When you create a task in Cosine Cloud, you select an environment — a containerized runtime with the operating system, tools, and dependencies needed for your project.

Cosine provides five pre-built environments that work immediately without configuration.

The default environment for most engineering work.

  • Best for: General-purpose development, code edits, builds, tests, and shell commands
  • Includes: Ubuntu with Node.js, Python, Go, and common development tools pre-installed
  • Use when: You want a full Linux environment with broad language support

A lightweight alternative to Ubuntu.

  • Best for: Quick tasks, lightweight scripts, smaller repositories
  • Includes: Minimal Debian base with tools installed on-demand
  • Use when: You want faster startup and don’t need the full Ubuntu toolchain

For web testing and browser automation.

  • Best for: Browser testing, screenshots, form flows, web UI interaction
  • Includes: Ubuntu base plus Chromium, Xvfb, and VNC for remote browser viewing
  • Use when: Your task needs to open and interact with web pages

A full graphical desktop environment.

  • Best for: Graphical workflows, desktop applications, rich visual tasks
  • Includes: Ubuntu with KDE Plasma desktop and VNC remote access
  • Use when: You need to view or interact with GUI applications remotely

Browser-based editor environment.

  • Best for: Editor-first workflows, collaborative coding, IDE-style remote work
  • Includes: Ubuntu with VS Code Server pre-installed and accessible via browser
  • Use when: You want to watch or collaborate on code changes in real-time

Create custom environments when your project needs specific dependencies, tools, or configurations that the base environments don’t include.

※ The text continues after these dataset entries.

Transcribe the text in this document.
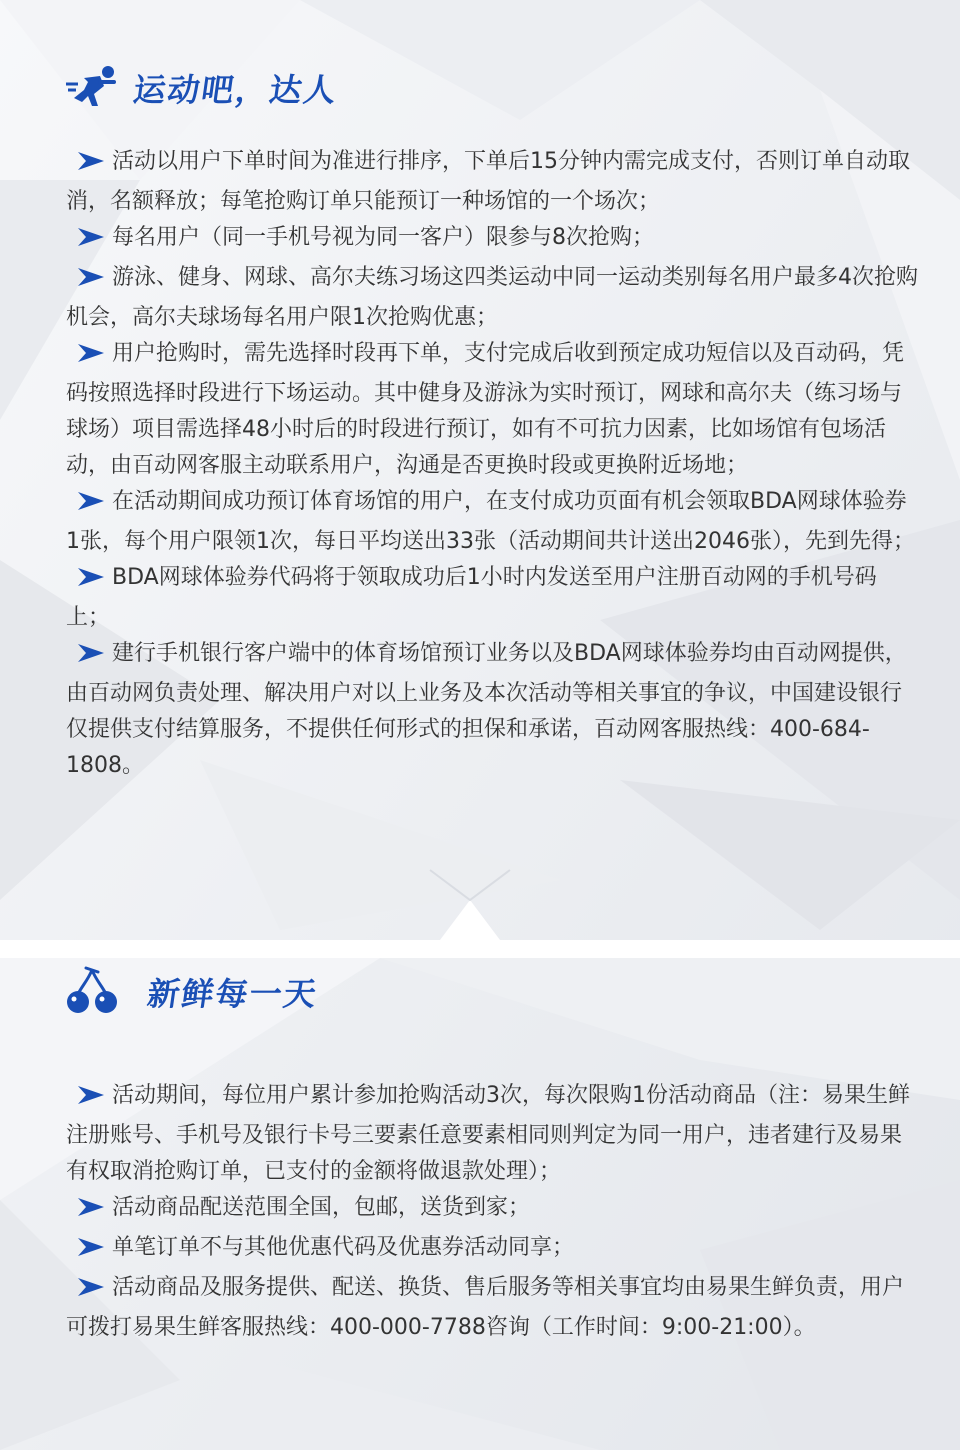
运动吧，达人

活动以用户下单时间为准进行排序，下单后15分钟内需完成支付，否则订单自动取消，名额释放；每笔抢购订单只能预订一种场馆的一个场次；

每名用户（同一手机号视为同一客户）限参与8次抢购；

游泳、健身、网球、高尔夫练习场这四类运动中同一运动类别每名用户最多4次抢购机会，高尔夫球场每名用户限1次抢购优惠；

用户抢购时，需先选择时段再下单，支付完成后收到预定成功短信以及百动码，凭码按照选择时段进行下场运动。其中健身及游泳为实时预订，网球和高尔夫（练习场与球场）项目需选择48小时后的时段进行预订，如有不可抗力因素，比如场馆有包场活动，由百动网客服主动联系用户，沟通是否更换时段或更换附近场地；

在活动期间成功预订体育场馆的用户，在支付成功页面有机会领取BDA网球体验券1张，每个用户限领1次，每日平均送出33张（活动期间共计送出2046张），先到先得；

BDA网球体验券代码将于领取成功后1小时内发送至用户注册百动网的手机号码上；

建行手机银行客户端中的体育场馆预订业务以及BDA网球体验券均由百动网提供，由百动网负责处理、解决用户对以上业务及本次活动等相关事宜的争议，中国建设银行仅提供支付结算服务，不提供任何形式的担保和承诺，百动网客服热线：400-684-1808。

新鲜每一天

活动期间，每位用户累计参加抢购活动3次，每次限购1份活动商品（注：易果生鲜注册账号、手机号及银行卡号三要素任意要素相同则判定为同一用户，违者建行及易果有权取消抢购订单，已支付的金额将做退款处理）；

活动商品配送范围全国，包邮，送货到家；

单笔订单不与其他优惠代码及优惠券活动同享；

活动商品及服务提供、配送、换货、售后服务等相关事宜均由易果生鲜负责，用户可拨打易果生鲜客服热线：400-000-7788咨询（工作时间：9:00-21:00）。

  • Project-specific dependencies: Pre-install libraries, frameworks, or system packages your project requires
  • Consistency: Ensure every task runs with identical tooling and versions
  • Faster task startup: Dependencies are baked into the image, not installed at runtime
  • Complex setups: Configure databases, services, or multi-step environment preparation

Custom environments are created via the Environment Wizard in settings:

  1. Navigate to Project Settings → Environments -> Configure Environments
  2. Click Create or Auto-generate
  3. Select a base image (Ubuntu, Slim, Browser, Desktop, or VS Code)
  4. Customize the Dockerfile with your dependencies
  5. Add environment secrets if needed (API keys, tokens, etc.)
  6. Select a size preset and build

The built environment becomes available for tasks in both Desktop and Cloud.

Cosine Cloud environments settings page showing available base and custom environments and actions to configure them

The Auto-generate feature analyses your repository and creates an environment tailored to your project:

  • Inspects the codebase to detect languages and frameworks
  • Generates a Dockerfile with appropriate dependencies
  • Builds and validates the environment works at runtime
  • Saves the Dockerfile within the .cosine folder in your repository

From the Environments settings panel you can:

  • View all environments with their build status and base image
  • Edit an environment to modify its Dockerfile or secrets
  • Rebuild an environment after making changes
  • Set as default to use it automatically for new tasks
  • Delete environments you no longer need
  • View build logs to debug build failures

When you create custom environments, Cosine saves configuration in your repository:

  • .cosine/Dockerfile — The default environment Dockerfile
  • .cosine/<name>.Dockerfile — Named environment Dockerfiles
  • .cosine/defaults.json — Size preferences and default environment setting

These files can be committed to version control to share environments with your team.

Secrets are encrypted key-value pairs injected into environments at runtime. They’re useful for:

  • API keys and access tokens
  • Database credentials
  • Private registry authentication
  • Any sensitive configuration

Secrets are always encrypted stored per-environment. They are never exposed in build logs or Dockerfiles.

All environments (base and custom) can run at different resource tiers:

SizeCPUMemoryBest for
XS0.25512 MBLightweight tasks, quick scripts
S0.51 GBSmall services, focused edits
M12 GBDefault for most application work
L24 GBHeavier builds, larger test suites
XL48 GBLargest repositories, demanding workloads

Each environment can have its own default size. When creating a task, you can override the size for that specific run.

Start with base environments:

  • General development → Ubuntu
  • Need browser access → Browser
  • GUI applications → Desktop
  • Fast, minimal tasks → Slim
  • Collaborative editing → VS Code

Create custom environments when:

  • Your project requires specific language versions or system packages
  • You want faster task startup with pre-installed dependencies
  • You need consistency across team members
  • The base environments don’t include tools your project needs

Size guidelines:

  • Start with M for most work
  • Use S or XS for quick, focused tasks
  • Scale up to L or XL for large builds, heavy indexing, or memory-intensive work

When you create a task in Cloud:

  1. You select an environment (base or custom) and size
  2. Cosine provisions a workspace with that environment
  3. The task runs in that workspace
  4. Changes are pushed to your repository

Workspaces are ephemeral — created when the task starts and destroyed when it ends. Only your code changes (commits and branches) are persisted.